Abendliche Dunkelheit rückt näher, während wir noch immer im Büro sitzen und still vor uns hin grübeln. Die zweite Flasche Wein neigt sich bereits ihrem Ende entgegen, auf dem Konferenztisch verteilt liegen jede Menge Zettel mit Brainstorming-Wolken und Listen, über den Bildschirm flackern Fotos.
“Ich mag einfach keine englischen Titel”, murrt Julia.
“Das wäre aber viel besser, damit man weiß, dass das Buch ein Folgeband von KEEP ON DREAMING ist”, erklärt Jenny zum wiederholten Mal. “Irgendwas mit Stille wäre gut.”
Kira betrachtet eine Liste mit Songtiteln, die sich alle auf Ruhe und Schweigen beziehen, aber keiner passt wirklich. “Was haltet ihr von diesem Foto als Cover?” Auf einmal ist da etwas in Julias Stimme, eine Aufregung, die sich immer ihrer bemächtigt, wenn sie etwas Besonderem auf der Spur ist.

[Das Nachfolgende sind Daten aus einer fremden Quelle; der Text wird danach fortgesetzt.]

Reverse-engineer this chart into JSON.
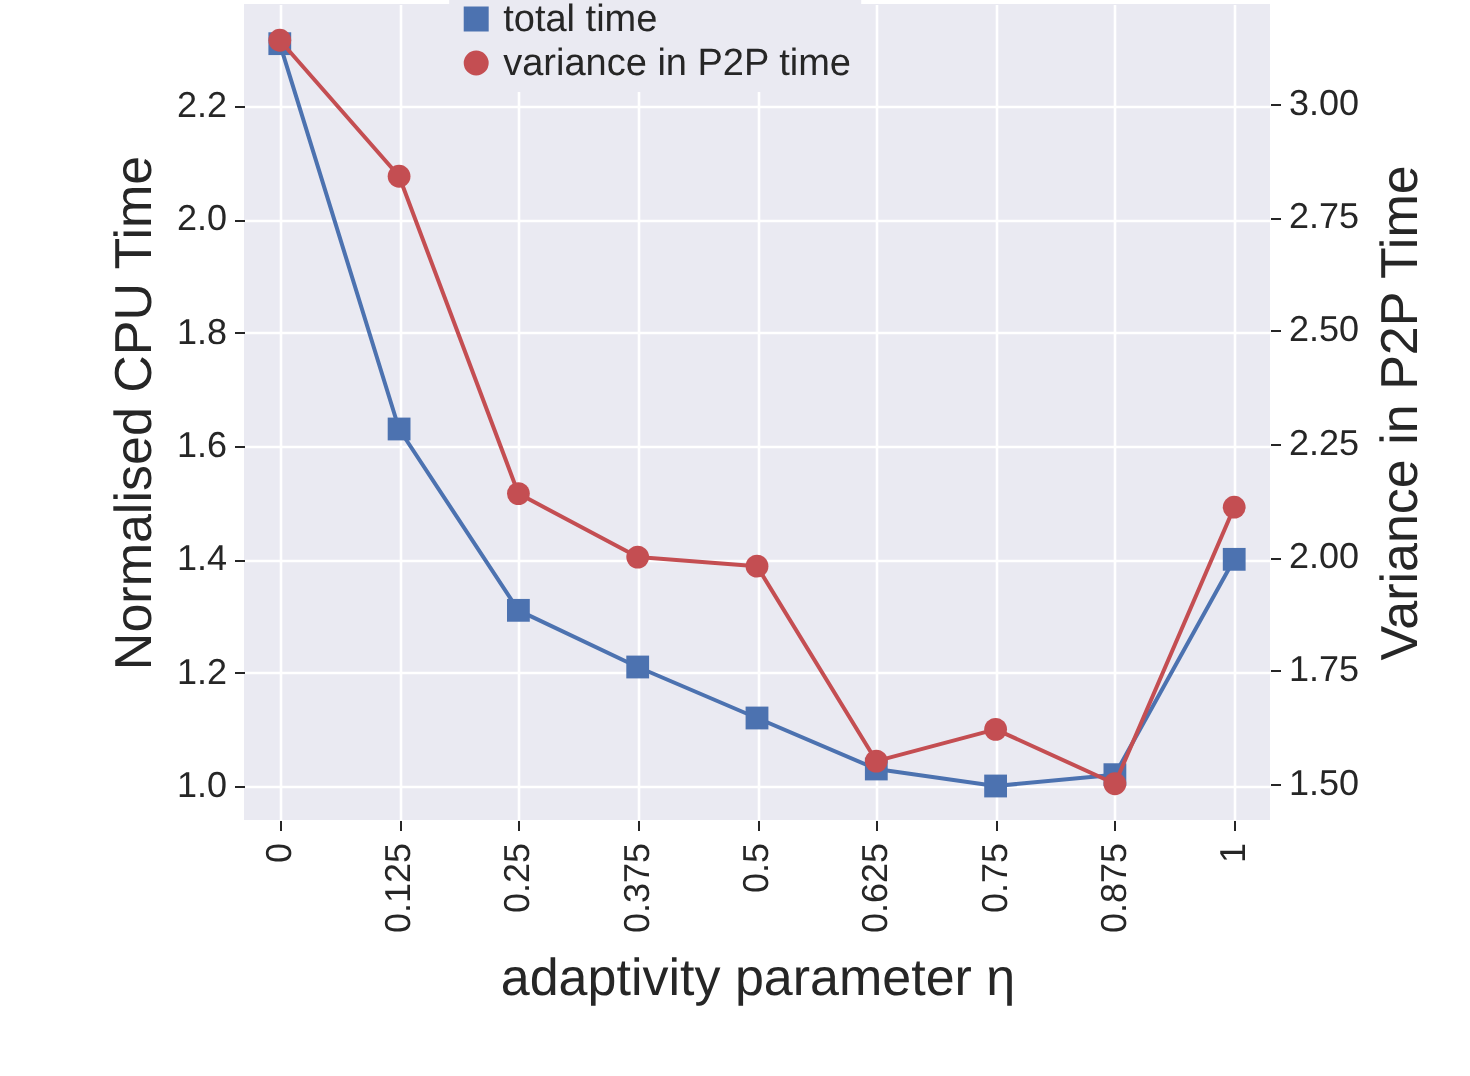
{
  "chart_data": {
    "type": "line",
    "xlabel": "adaptivity parameter η",
    "ylabel": "Normalised CPU Time",
    "y2label": "Variance in P2P Time",
    "categories": [
      "0",
      "0.125",
      "0.25",
      "0.375",
      "0.5",
      "0.625",
      "0.75",
      "0.875",
      "1"
    ],
    "series": [
      {
        "name": "total time",
        "color": "#4c72b0",
        "marker": "square",
        "values": [
          2.31,
          1.63,
          1.31,
          1.21,
          1.12,
          1.03,
          1.0,
          1.02,
          1.4
        ]
      },
      {
        "name": "variance in P2P time",
        "color": "#c44e52",
        "marker": "circle",
        "axis": "y2",
        "values": [
          3.14,
          2.84,
          2.14,
          2.0,
          1.98,
          1.55,
          1.62,
          1.5,
          2.11
        ]
      }
    ],
    "ylim": [
      0.94,
      2.38
    ],
    "yticks": [
      {
        "value": 1.0,
        "label": "1.0"
      },
      1.2,
      1.4,
      1.6,
      1.8,
      {
        "value": 2.0,
        "label": "2.0"
      },
      2.2
    ],
    "y2lim": [
      1.42,
      3.22
    ],
    "y2ticks": [
      {
        "value": 1.5,
        "label": "1.50"
      },
      {
        "value": 1.75,
        "label": "1.75"
      },
      {
        "value": 2.0,
        "label": "2.00"
      },
      {
        "value": 2.25,
        "label": "2.25"
      },
      {
        "value": 2.5,
        "label": "2.50"
      },
      {
        "value": 2.75,
        "label": "2.75"
      },
      {
        "value": 3.0,
        "label": "3.00"
      }
    ],
    "grid": true,
    "legend": "top"
  }
}
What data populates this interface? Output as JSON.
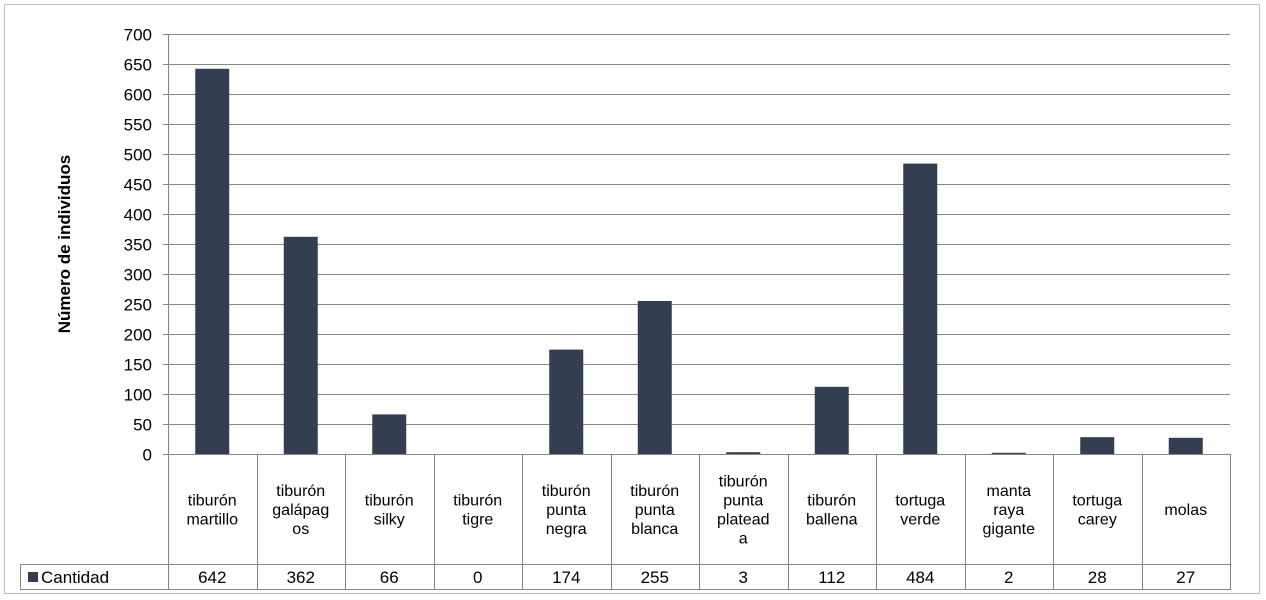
{
  "chart_data": {
    "type": "bar",
    "ylabel": "Número de individuos",
    "ylim": [
      0,
      700
    ],
    "ytick_step": 50,
    "grid": true,
    "legend_placement": "bottom-left (data table)",
    "series": [
      {
        "name": "Cantidad",
        "color": "#333f50",
        "values": [
          642,
          362,
          66,
          0,
          174,
          255,
          3,
          112,
          484,
          2,
          28,
          27
        ]
      }
    ],
    "categories": [
      [
        "tiburón",
        "martillo"
      ],
      [
        "tiburón",
        "galápag",
        "os"
      ],
      [
        "tiburón",
        "silky"
      ],
      [
        "tiburón",
        "tigre"
      ],
      [
        "tiburón",
        "punta",
        "negra"
      ],
      [
        "tiburón",
        "punta",
        "blanca"
      ],
      [
        "tiburón",
        "punta",
        "platead",
        "a"
      ],
      [
        "tiburón",
        "ballena"
      ],
      [
        "tortuga",
        "verde"
      ],
      [
        "manta",
        "raya",
        "gigante"
      ],
      [
        "tortuga",
        "carey"
      ],
      [
        "molas"
      ]
    ],
    "table_values": [
      "642",
      "362",
      "66",
      "0",
      "174",
      "255",
      "3",
      "112",
      "484",
      "2",
      "28",
      "27"
    ]
  }
}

“JAAA!” Vor Begeisterung pfeffert Franzi die Keksdose auf den Boden. “DAS ist es. Wenn du es nicht willst, nehme ich es, Kira. Ich schreib dann einfach ein Buch dafür.”

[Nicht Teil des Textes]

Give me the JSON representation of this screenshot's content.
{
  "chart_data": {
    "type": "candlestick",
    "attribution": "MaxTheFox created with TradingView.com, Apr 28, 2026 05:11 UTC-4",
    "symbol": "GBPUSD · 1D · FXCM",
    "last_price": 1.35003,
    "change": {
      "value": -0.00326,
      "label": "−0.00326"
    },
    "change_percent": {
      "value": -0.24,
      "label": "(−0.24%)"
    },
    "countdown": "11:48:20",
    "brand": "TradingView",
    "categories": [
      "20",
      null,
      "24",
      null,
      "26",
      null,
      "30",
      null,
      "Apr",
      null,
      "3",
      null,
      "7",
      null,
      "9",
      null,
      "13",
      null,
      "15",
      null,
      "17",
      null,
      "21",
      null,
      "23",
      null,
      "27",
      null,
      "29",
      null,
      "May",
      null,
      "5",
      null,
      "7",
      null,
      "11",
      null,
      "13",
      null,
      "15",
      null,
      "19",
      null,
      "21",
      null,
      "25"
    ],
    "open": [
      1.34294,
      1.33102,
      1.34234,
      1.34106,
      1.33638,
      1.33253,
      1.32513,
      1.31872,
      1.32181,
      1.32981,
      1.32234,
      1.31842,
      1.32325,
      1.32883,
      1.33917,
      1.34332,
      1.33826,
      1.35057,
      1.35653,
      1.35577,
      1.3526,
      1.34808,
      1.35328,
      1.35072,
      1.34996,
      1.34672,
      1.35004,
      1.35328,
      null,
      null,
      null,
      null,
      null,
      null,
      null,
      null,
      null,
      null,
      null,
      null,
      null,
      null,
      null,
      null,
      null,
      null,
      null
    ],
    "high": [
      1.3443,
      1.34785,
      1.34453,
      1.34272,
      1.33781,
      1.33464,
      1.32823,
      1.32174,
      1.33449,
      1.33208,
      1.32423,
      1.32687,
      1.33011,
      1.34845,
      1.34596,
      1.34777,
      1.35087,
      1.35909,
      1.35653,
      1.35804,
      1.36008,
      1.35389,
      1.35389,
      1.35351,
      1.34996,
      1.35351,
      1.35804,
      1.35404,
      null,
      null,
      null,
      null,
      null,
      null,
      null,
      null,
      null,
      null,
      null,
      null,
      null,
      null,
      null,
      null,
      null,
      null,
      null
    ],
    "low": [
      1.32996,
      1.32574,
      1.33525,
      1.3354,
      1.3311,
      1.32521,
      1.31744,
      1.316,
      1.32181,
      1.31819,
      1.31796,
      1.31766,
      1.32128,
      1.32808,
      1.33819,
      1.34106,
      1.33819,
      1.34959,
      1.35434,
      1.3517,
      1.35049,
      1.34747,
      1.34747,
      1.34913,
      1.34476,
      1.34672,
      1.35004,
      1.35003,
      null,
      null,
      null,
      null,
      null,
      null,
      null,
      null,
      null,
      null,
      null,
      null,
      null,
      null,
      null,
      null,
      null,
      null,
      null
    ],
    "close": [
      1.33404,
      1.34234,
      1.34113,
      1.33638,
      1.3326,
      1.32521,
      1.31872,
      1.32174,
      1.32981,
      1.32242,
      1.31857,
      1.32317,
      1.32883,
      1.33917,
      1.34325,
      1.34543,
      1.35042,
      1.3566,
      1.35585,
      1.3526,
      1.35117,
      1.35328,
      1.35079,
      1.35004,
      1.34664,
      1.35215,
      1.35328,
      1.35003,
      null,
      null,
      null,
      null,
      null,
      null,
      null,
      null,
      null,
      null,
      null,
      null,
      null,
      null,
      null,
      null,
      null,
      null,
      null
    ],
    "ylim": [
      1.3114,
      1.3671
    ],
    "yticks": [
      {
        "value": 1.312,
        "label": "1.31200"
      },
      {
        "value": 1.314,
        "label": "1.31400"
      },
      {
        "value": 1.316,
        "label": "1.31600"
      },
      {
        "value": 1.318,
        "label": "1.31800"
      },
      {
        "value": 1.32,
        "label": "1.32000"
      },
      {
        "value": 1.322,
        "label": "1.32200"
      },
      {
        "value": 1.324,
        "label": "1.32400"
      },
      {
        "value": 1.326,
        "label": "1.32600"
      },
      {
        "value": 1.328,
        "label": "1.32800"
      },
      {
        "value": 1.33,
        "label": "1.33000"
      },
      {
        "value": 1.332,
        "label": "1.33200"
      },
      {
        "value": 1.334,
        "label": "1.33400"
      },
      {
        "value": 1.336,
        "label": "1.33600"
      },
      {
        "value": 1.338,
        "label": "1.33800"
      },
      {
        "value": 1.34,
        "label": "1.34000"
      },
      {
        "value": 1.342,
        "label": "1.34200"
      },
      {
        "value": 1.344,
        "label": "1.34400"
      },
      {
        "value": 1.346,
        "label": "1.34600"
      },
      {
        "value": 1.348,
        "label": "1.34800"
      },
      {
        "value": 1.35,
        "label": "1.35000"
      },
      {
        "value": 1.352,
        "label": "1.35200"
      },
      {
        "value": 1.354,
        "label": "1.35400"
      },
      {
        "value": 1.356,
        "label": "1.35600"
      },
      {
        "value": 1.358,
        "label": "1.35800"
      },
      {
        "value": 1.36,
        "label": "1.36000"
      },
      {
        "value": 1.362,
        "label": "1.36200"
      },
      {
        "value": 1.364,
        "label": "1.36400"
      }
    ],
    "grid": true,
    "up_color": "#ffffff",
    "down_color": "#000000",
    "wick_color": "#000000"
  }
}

“Mh, ich weiss nicht ….” Noch scheint Kira nicht hundertprozentig überzeugt zu sein.
“Das ist toll!” Geduldig hebt Daniela die Keksdose auf. “Das sieht echt schön aus.”
“Na gut.” Kira betrachtet das Foto grübelnd. “Wie wäre es mit ME, WITHOUT WORDS?”

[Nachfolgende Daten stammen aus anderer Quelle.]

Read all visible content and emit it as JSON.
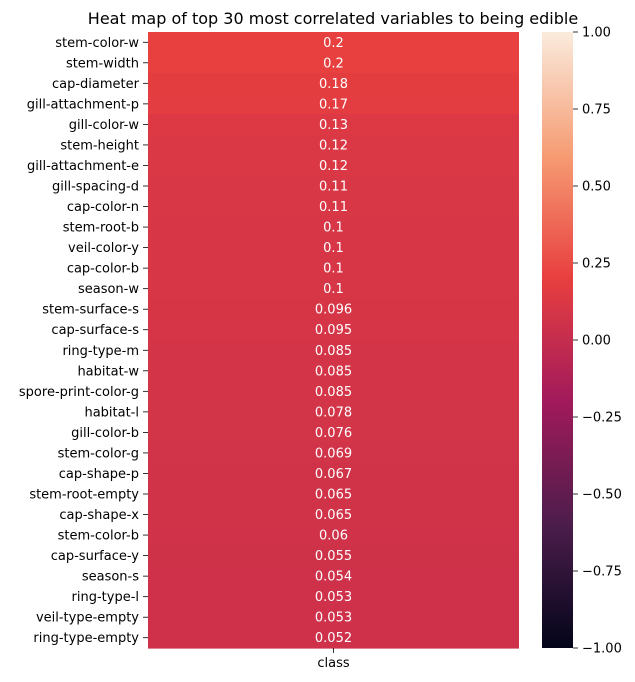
{
  "chart_data": {
    "type": "heatmap",
    "title": "Heat map of top 30 most correlated variables to being edible",
    "xlabel": "",
    "ylabel": "",
    "columns": [
      "class"
    ],
    "rows": [
      "stem-color-w",
      "stem-width",
      "cap-diameter",
      "gill-attachment-p",
      "gill-color-w",
      "stem-height",
      "gill-attachment-e",
      "gill-spacing-d",
      "cap-color-n",
      "stem-root-b",
      "veil-color-y",
      "cap-color-b",
      "season-w",
      "stem-surface-s",
      "cap-surface-s",
      "ring-type-m",
      "habitat-w",
      "spore-print-color-g",
      "habitat-l",
      "gill-color-b",
      "stem-color-g",
      "cap-shape-p",
      "stem-root-empty",
      "cap-shape-x",
      "stem-color-b",
      "cap-surface-y",
      "season-s",
      "ring-type-l",
      "veil-type-empty",
      "ring-type-empty"
    ],
    "values": [
      0.2,
      0.2,
      0.18,
      0.17,
      0.13,
      0.12,
      0.12,
      0.11,
      0.11,
      0.1,
      0.1,
      0.1,
      0.1,
      0.096,
      0.095,
      0.085,
      0.085,
      0.085,
      0.078,
      0.076,
      0.069,
      0.067,
      0.065,
      0.065,
      0.06,
      0.055,
      0.054,
      0.053,
      0.053,
      0.052
    ],
    "annotations": [
      "0.2",
      "0.2",
      "0.18",
      "0.17",
      "0.13",
      "0.12",
      "0.12",
      "0.11",
      "0.11",
      "0.1",
      "0.1",
      "0.1",
      "0.1",
      "0.096",
      "0.095",
      "0.085",
      "0.085",
      "0.085",
      "0.078",
      "0.076",
      "0.069",
      "0.067",
      "0.065",
      "0.065",
      "0.06",
      "0.055",
      "0.054",
      "0.053",
      "0.053",
      "0.052"
    ],
    "colorbar": {
      "range": [
        -1.0,
        1.0
      ],
      "ticks": [
        "1.00",
        "0.75",
        "0.50",
        "0.25",
        "0.00",
        "−0.25",
        "−0.50",
        "−0.75",
        "−1.00"
      ],
      "tick_values": [
        1.0,
        0.75,
        0.5,
        0.25,
        0.0,
        -0.25,
        -0.5,
        -0.75,
        -1.0
      ],
      "colormap": "rocket",
      "colormap_stops": [
        "#03051a",
        "#4c1d4b",
        "#a11a5b",
        "#e83f3f",
        "#f69c73",
        "#faebdd"
      ]
    },
    "grid": false
  }
}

“Das ist … gut”, sagt Jenny. “Passt zum Buch.”
Wir nicken alle, und dann schweigen wir. Lediglich leises Keksknuspern und das Klackern der Maus und der Tastatur sind zu hören, während Julia an dem Foto herumbastelt und ab und zu verstohlen murmelt: “Aber muss es denn englisch sein?”
Und dann präsentiert sie es uns. In Groß, mit dem neuen Titel, mit der hübschen Kreideschrift.
Wir sind alle verliebt.
Sofort.
Denn manchmal fließen Coverbild und Titel so perfekt ineinander, dass man das Ergebnis nur anzusehen braucht, um zu wissen, dass die abendliche Bürositzung beendet ist. Wir gehen jetzt dazu über, Cocktails zu trinken, zur Feier das Tages. Irgendwo muss sogar noch was dafür sein … Franzi kramt im Küchenschrank und fördert eine Flasche Heißen Hirsch zutage.
“Auch wieder urban, oder?”, fragt Julia, während sie die wunderbar warme Tasse festhält.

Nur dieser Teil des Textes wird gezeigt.